Intervenant hier à l’Intercontinental Mauritius Resort, Balaclava, à l’ouverture du 11e Forum des Chefs de la fonction publique des pays d’Afrique membres du Commonwealth, le ministre mauricien de la Fonction publique et de la Réforme de l’administration publique, Sutyadeo Moutia, a exprimé sa conviction de voir les Technologies de l’information et de la communication (TIC) être le catalyseur de la bonne gouvernance. Il a aussi dit sa foi dans la jeunesse africaine.

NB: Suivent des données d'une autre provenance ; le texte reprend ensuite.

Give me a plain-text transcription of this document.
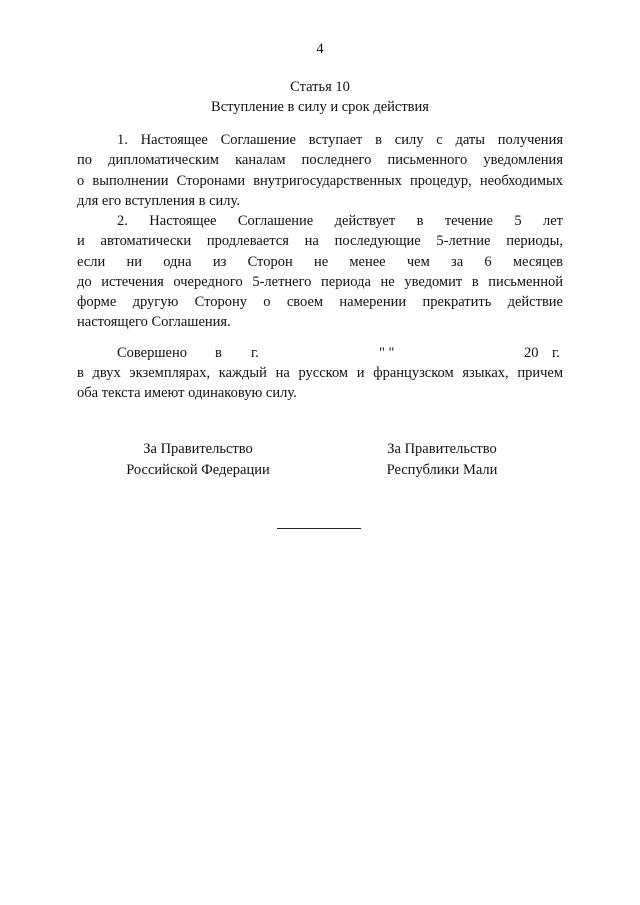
4
Статья 10
Вступление в силу и срок действия
1. Настоящее Соглашение вступает в силу с даты получения
по дипломатическим каналам последнего письменного уведомления
о выполнении Сторонами внутригосударственных процедур, необходимых
для его вступления в силу.
2. Настоящее Соглашение действует в течение 5 лет
и автоматически продлевается на последующие 5-летние периоды,
если ни одна из Сторон не менее чем за 6 месяцев
до истечения очередного 5-летнего периода не уведомит в письменной
форме другую Сторону о своем намерении прекратить действие
настоящего Соглашения.
Совершено в г.	" "	20 г.
в двух экземплярах, каждый на русском и французском языках, причем
оба текста имеют одинаковую силу.
За Правительство
Российской Федерации
За Правительство
Республики Мали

« L’Afrique a besoin d’une fonction publique capable de soutenir les gouvernements dans leurs efforts de développement. Dans cette optique, les Technologies de l’information et de la communication (TIC) peuvent être le catalyseur de la bonne gouvernance (voir encadré), menant à un gouvernement franc et transparent, à une efficiente livraison de services au public et à un engagement citoyen accru, surtout dans les pays qui ont un vaste territoire, où la plupart des communautés rurales ont tendance à rester déconnectées du centre », a lancé le ministre Moutia à une soixantaine délégués (venant de 18 pays) à ce 11th Forum of Commonwealth Africa Heads of Public Service, réunis à l’Intercontinental Mauritius Resort, Balaclava. Etaient également présents à cette cérémonie d’ouverture le Président de la République, Rajkeswur Purryag, le ministre des TIC, Tassarajen Chedumbrum Pillay, et le directeur de la Governance and Natural Resources Advisory Services Division (GNRASD) du Commonwealth Secretariat, Tim Newman, ainsi que du Senior Chief Executive Sateeaved Seebaluck. « Bien sûr, nos pays respectifs doivent continuer à faire face à la complexité grandissante de nos défis de développement, alors que tout le potentiel des TIC à transformer nos sociétés pour rehausser la participation des citoyens dans nos fonctions publiques n’a pas été pleinement développé en Afrique », a-t-il toutefois nuancé.
Les TIC regroupent les techniques – principalement de l’informatique, de l’audiovisuel, des multimédias, de l’Internet et des télécommunications – qui permettent aux utilisateurs de communiquer, d’accéder aux sources d’informations, de stocker, de manipuler, de produire et de transmettre l’information sous toutes les formes possibles (textes, documents, musiques, son, images, vidéos et interfaces graphiques interactives).
Selon Sutyadeo Moutia, la stratégie du e-government a le mérite de connecter les citoyens aux systèmes. « En fait, les TIC ont la capacité d’implanter de l’intelligence dans les systèmes et les infrastructures, les rendant davantage réactifs, efficaces et productifs », a-t-il souligné.
Le ministre a soutenu qu’une large participation des citoyens aux efforts de développement et une réduction de la fracture numérique sont les conditions préalables pour réaliser un développement durable. « Parce que nous connaissons tous la réalité dans les pays membres du Commonwealth par rapport au taux d’alphabétisation, au niveau de développement économique et à la connectivité à l’Internet, entre autres, nous savons qu’il est vrai que le défi est grand. Car alors que trois milliards de personnes dans le monde seront connectées d’ici 2015, un récent sondage a révélé que seulement moins de 25 Africains sur 100 utilisent actuellement l’Internet », a-t-il déploré.
Dans ce contexte, le ministre a plaidé pour que la jeunesse africaine soit placée sur le même pied d’égalité que celle des pays développés sur l’autoroute du développement (numérique). « Il incombe par conséquent à la fonction publique des pays d’Afrique, le bras exécutant des gouvernements, de revoir leurs procédures et leurs normes de livraisons des services au public pour satisfaire les attentes des citoyens africains, qui aspirent au respect de leurs droits d’être connectés et d’intégrer le processus de développement », a-t-il conclu.
Dans son allocution, le Président de la République s’est félicité, entre autres, que les innovations rapides de la technologie mettent les bienfaits des TIC à la portée d’un plus grand nombre de citoyens dans chaque coin du pays, même jusqu’aux populations les plus pauvres. « Grâce à ces innovations, l’e-government est devenu une nécessité pour chaque secteur d’activités gouvernementales pour aider à résoudre les problèmes relevant de l’éducation, de la santé et de l’allégement de la pauvreté, entre autres », a-t-il précisé.
Ayant pour thème “E-Government for Inclusive and Sustainable Developpement”, ce Forum de trois jours voit la participation d’une soixantaine de délégués venant de 18 pays du Commonwealth. Il est organisé tous les ans depuis 2004 par la Governance and Institutional Development Division du Commonwealth Secretariat. Il vise à promouvoir le dialogue entre les chefs de la fonction publique des pays d’Afrique membres du Commonwealth sur les questions relevant des meilleures pratiques sur les défis contemporains dans le domaine de la gestion et de la livraison des services aux citoyens.